Released in 2000 and starring Mel Gibson as a daring American commander fighting the British forces, no one remembers British audiences rioting against the movie’s historical inaccuracies. The film became a blockbuster in the U.S., Israel, and even the UK.

מתוך "פארחה"
Scene from ‘Farha’ (Photo: Netflix)

 

The Patriot is a foolish and bland movie, much like its recent copycat – the Jordanian-produced “Farha” – a film about a Palestinian teen taking place in 1948 during the Nakba, also known as the Palestinian Catastrophe.

As a movie critic, I don’t want to want to waste much time talking about it: what begins as a mundane coming-of-age story of a Palestinian girl ends in a scene where IDF soldiers execute her entire family and leave an infant to die.

The movie’s other “sins” include the portrayal of an Israeli soldier, who has a terrible accent and seems to have come from the future, wearing today’s Border Police uniform in 1948. Another one would be the overly large nose of an Israeli officer, taken straight from Jewish caricatures published in the 20th century.

The purposefully ambiguous “inspired by true events” (which the producer admitted was a story she heard from her mother, who in turn heard it from a Palestinian refugee in Syria) – also offers a leeway to manipulate the events in the film.

Given that many grave and controversial events took place during Israel’s Independence War, adding the murder of the baby to the story to vilify the antagonists even further is what Gibson would call a “well-made film plot.” The same was done in other Hollywood films to Russians, Indians, and Arabs.

מתוך "פארחה"
Scene from ‘Farha’

 

The Israeli aversion to the film is understandable, seeing as 1948 is much more recent than 1776. But, we could also consider asking all the outraged people who didn’t actually watch the movie and the politicians who wasted no time jumping on the controversy bandwagon: So what?

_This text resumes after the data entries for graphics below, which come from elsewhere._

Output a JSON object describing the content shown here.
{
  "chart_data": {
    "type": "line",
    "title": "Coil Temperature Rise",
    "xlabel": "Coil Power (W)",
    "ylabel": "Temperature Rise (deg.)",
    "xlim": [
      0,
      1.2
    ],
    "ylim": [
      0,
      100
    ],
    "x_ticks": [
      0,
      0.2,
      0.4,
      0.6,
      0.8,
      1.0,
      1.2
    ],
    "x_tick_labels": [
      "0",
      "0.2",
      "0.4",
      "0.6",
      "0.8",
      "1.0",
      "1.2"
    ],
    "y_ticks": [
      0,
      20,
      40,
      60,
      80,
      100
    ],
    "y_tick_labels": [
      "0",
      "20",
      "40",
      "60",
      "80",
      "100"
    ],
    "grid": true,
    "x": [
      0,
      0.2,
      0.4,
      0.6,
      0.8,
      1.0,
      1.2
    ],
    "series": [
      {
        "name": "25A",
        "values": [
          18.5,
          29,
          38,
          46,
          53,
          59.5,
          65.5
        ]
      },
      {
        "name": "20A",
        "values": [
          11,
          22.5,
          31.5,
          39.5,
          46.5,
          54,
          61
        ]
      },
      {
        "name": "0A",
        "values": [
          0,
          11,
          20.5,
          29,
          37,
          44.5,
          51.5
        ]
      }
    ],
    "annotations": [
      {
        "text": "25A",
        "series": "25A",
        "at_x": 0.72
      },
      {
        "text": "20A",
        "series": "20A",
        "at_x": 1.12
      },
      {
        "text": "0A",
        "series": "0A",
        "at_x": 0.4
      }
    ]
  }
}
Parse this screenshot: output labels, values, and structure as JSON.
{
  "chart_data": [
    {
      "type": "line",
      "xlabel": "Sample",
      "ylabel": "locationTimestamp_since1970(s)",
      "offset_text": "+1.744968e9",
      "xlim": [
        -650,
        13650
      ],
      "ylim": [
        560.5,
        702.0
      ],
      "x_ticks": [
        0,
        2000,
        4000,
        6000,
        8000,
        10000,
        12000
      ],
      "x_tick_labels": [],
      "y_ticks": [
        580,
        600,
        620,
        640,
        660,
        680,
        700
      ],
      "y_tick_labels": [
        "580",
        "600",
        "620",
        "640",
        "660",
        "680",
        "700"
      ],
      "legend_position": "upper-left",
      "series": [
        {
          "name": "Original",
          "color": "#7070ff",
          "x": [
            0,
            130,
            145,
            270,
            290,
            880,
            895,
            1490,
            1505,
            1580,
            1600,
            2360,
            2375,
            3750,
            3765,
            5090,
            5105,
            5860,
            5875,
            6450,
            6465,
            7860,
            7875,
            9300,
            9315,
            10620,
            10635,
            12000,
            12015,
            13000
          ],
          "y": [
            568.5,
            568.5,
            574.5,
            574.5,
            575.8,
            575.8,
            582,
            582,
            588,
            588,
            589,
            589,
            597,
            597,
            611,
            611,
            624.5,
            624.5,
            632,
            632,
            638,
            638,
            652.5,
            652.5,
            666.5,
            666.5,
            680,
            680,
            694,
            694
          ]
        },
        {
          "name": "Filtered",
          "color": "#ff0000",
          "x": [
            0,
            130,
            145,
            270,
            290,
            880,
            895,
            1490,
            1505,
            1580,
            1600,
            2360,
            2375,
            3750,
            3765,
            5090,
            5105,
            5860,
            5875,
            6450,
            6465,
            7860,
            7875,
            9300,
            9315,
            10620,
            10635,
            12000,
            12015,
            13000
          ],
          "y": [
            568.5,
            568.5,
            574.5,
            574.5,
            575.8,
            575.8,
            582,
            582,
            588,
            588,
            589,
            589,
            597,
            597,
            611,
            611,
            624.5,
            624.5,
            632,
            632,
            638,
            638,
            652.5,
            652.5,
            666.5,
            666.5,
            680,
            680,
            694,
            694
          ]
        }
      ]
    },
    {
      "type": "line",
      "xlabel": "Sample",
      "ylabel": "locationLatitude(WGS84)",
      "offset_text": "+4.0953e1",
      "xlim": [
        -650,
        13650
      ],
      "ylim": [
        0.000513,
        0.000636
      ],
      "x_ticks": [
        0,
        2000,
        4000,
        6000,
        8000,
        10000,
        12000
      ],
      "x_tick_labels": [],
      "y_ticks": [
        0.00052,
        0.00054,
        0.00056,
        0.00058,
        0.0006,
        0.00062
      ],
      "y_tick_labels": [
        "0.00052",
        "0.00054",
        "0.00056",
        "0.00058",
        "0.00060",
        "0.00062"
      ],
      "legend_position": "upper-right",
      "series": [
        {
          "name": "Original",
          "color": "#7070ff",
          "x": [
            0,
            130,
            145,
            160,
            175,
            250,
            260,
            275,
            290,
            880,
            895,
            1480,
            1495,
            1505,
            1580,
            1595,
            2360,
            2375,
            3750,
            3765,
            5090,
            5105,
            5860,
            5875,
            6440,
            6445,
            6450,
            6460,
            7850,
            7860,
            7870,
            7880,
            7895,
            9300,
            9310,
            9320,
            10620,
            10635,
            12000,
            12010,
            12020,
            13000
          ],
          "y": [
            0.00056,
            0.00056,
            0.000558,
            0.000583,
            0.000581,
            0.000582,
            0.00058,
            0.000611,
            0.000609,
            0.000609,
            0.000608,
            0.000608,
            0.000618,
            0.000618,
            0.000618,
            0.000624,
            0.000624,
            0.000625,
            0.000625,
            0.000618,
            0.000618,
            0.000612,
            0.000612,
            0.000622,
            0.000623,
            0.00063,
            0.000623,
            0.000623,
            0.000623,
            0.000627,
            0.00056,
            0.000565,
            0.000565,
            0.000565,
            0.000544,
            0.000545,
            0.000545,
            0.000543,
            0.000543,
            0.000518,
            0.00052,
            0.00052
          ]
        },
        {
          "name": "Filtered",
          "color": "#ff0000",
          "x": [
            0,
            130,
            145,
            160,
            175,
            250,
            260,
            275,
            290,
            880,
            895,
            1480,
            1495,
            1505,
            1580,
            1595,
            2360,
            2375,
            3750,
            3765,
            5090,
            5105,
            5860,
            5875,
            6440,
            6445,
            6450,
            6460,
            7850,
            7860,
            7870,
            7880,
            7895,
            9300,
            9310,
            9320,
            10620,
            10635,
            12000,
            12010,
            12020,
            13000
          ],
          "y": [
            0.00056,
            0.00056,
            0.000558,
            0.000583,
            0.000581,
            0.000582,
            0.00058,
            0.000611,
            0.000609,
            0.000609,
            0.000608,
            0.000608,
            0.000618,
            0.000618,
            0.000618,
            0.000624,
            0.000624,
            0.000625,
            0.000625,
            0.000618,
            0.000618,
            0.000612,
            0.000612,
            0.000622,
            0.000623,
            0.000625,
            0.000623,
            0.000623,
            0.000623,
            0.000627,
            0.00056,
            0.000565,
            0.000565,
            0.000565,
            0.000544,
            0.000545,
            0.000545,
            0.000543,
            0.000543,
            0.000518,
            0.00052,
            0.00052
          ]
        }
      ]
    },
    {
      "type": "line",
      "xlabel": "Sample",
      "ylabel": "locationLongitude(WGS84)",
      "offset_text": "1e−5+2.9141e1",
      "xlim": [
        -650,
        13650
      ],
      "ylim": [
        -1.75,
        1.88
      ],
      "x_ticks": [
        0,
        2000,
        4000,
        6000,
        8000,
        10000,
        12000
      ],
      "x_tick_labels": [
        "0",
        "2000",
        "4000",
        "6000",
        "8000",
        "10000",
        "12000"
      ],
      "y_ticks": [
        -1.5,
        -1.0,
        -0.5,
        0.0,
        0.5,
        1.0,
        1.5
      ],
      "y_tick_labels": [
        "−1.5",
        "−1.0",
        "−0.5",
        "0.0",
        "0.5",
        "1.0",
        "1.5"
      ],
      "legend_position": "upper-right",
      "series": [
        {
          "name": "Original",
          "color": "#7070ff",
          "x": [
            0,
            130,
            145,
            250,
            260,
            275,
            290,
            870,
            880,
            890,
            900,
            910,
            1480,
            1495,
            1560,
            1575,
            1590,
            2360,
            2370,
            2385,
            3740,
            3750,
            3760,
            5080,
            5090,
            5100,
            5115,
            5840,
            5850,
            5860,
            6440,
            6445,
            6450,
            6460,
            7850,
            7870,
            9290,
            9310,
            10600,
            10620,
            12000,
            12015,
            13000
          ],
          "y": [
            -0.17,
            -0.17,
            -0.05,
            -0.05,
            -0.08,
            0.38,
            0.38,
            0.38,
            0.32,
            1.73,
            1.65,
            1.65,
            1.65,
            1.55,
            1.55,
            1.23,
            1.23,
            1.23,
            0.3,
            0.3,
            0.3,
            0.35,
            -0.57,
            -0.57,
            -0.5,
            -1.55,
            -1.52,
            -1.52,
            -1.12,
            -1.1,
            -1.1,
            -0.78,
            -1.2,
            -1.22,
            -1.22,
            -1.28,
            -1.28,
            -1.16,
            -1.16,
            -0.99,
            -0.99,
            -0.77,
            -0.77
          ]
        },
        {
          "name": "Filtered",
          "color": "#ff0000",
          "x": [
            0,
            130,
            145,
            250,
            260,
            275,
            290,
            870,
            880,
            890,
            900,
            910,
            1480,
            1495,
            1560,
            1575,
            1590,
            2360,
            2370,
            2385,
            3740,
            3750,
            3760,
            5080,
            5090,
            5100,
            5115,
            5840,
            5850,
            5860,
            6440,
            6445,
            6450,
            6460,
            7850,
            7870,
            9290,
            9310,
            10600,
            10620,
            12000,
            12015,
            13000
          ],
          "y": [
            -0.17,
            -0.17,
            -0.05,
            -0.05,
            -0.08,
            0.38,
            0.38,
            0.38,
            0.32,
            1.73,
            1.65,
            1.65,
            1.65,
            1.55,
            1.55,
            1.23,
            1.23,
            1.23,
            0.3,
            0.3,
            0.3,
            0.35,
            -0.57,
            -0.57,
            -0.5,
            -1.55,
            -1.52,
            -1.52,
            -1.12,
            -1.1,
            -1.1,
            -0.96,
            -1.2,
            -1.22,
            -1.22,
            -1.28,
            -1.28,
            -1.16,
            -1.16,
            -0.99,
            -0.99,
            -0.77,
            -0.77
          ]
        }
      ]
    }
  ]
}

Have we run out of Israeli-made films to slander that we have moved on to international ones? Asking Netflix, which has been streaming the film since December 1, to ban the movie is not a good strategy. Out of the 220 million members of the streaming service, only one million are Israelis, I don’t think the boycott movement will achieve much.

Our propensity to censor “controversial” films is made clear in this case, when Israel attempts to censor a foreign movie that has already been released.

Up until Israel began making the fuss over the film, it had not garnered much attention. But, now it’s the talk of the town – something I’m sure its Jordanian director is pleased with.

השקת הסרט פארחה ביפו
Protests in Israel against screening of ‘Farha’ in Jaffa (Photo: Eric Marmur)

 

The attempt to stop funding to the Jaffa-based Al Saraya theater after it dared to screen the film, also won’t harm Farha’s producer or Netflix, but it may cause other nonconforming cultural institutions in Israel to be closed down.

The only ones being hurt by this are the Israelis, who as a result, are not exposed to open dialogue with the other side, which harms their ability to understand fully the region they live in.

This may be the only way in which Farha was truly damaging to Israel. Not by slandering its past, but by making its modern democracy weaker by the power of its own people.